471: Are you ready for some HOPE? Let’s Lift Our Cities in Prayer … Again!

Times are tough—and we’re all seeking spiritual strength. This week, ReadTheSpirit kicks off a major effort, which will continue in occasional stories through autumn—focused on powerful ways to “Lift Cities in Prayer.”
     That’s the slogan of a successful program we co-sponsored a year ago. Now, we realize that our ailing cities—our core communities—can use all the prayer and all the fresh ideas we can summon!
    Here’s a link to our 2009 “Lift Cities in Prayer” resource page, newly updated for our second-annual effort. Then, all this week at ReadTheSpirit, we’re focusing on spiritual ideas for helping our communities. (Tuesday and Wednesday, you’ll hear news from the Iona Community, internationally known pioneers in urban ministry, and from the famous hymn writer John Bell.)
    All this week at OurValues.org, Dr. Wayne Baker has invited writer and business innovator Lynne Meredith Schreiber to write a series about an unusual feeding program in Michigan that could serve a model for your area, as well. Click Here to read Part 1 of Lynne’s “By The Grace of a Grocer” series.

    However, what Lynne is describing is much more than the practical grassroots partnership you’ll learn about this week at OurValues.org, a Web site dedicated to exploring the nuts and bolts of American values. Driving this new feeding program is the spiritual fuel of the volunteers—and that’s our specialty here at ReadTheSpirit. So, we invited Lynne to share a separate story today about the spiritual underpinnings of her work.
    This story is short—a powerful glimpse that there’s also deep reflection behind this work.

BY THE GRACE OF A GROCER
—AND THE SIGNS OF RUNES

By Lynne Meredith Schreiber

I left my marriage when my youngest child was one year old and embarked on the best part of my life yet, not knowing a total and complete recession was around the corner. I trusted in my own hard work, sincerity and determination to get me somewhere good. We all face loss and challenge; in a world where karma rides the breeze, everything we do comes back to us in good measure. The unthinkable can sometimes be the biggest gift.
    Yesterday morning, as the sun beamed on my backyard and my children ran in rain boots and pajamas among the grass and the garden, I picked a rune from a gray velvet bag.
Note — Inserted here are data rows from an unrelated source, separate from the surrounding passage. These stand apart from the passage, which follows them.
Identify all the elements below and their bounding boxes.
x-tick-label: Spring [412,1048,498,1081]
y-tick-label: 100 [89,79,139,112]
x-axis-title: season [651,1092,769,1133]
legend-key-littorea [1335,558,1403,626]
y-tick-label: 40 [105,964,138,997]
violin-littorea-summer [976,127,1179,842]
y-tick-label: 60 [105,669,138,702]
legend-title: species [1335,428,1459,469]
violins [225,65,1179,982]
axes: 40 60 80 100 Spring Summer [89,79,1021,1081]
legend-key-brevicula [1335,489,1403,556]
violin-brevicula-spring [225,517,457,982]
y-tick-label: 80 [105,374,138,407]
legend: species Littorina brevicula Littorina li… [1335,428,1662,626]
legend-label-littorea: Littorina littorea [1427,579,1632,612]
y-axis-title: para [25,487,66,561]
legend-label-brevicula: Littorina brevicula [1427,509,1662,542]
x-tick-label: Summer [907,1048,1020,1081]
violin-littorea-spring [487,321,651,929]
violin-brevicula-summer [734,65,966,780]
It was blank on both sides. I had chosen the Unknowable.
    Runes are a 2,000-year-old set of magical signs that guide people toward achieving their goals. If they believe in them. Sources say that cosmic information lives in each one of us and since it resides in our subconscious, we do not always have ready access to it.
    The last masters of Runes lived in Iceland in the 1600s. They taught that failures do not result from bad days but rather, from bad decisions. They believed that consulting the runes—which really means taking time out to breathe and to focus and think about what you are about to embark upon—helps you make the right decisions.
    A blank rune, then, signals emptiness or the end—but an end also signals a new beginning. Choosing the unknowable insists upon braveness from the person who selects it, a readiness to jump into the abyss with trust that something wonderful will emerge on the opposite embankment. Wear this rune if you wish a complete change, the end of the old, the beginning of new.
    Of course, there are those who are well-versed in the cosmic spirituality of Runes, who suggest leaving aside this blank stone, since it was apparently added to the set in the 1980s. They purport that its inherent newness disturbs the flow of what was really an ancient art.
    As you read my story all this week at OurValues.org, I’m inviting you to add comments each day about the practical values shaping this food program. But there’s more to the story than just the nuts and bolts of community organizing. Runes may not be tools you’ve used in meditation. You may pause in your own form of prayer or to read scriptures. But, please, do devote some time this week simply to pausing and appreciating the wonder of what can happen when neighbors reach out to each other. Here’s a preview of the story I’m going to tell you …

    By the cosmic grace of a humble hometown grocer, thousands of people are eating without sacrificing quality or nutrition. Led by the generosity of a community-focused church and the vision of a few good people, the partnership between congregation and corporation, a new sort of community has emerged, one that embraces the possibilities and eschews the very notion of competition.
    It’s a good day in America, if you ask me. A very good day indeed.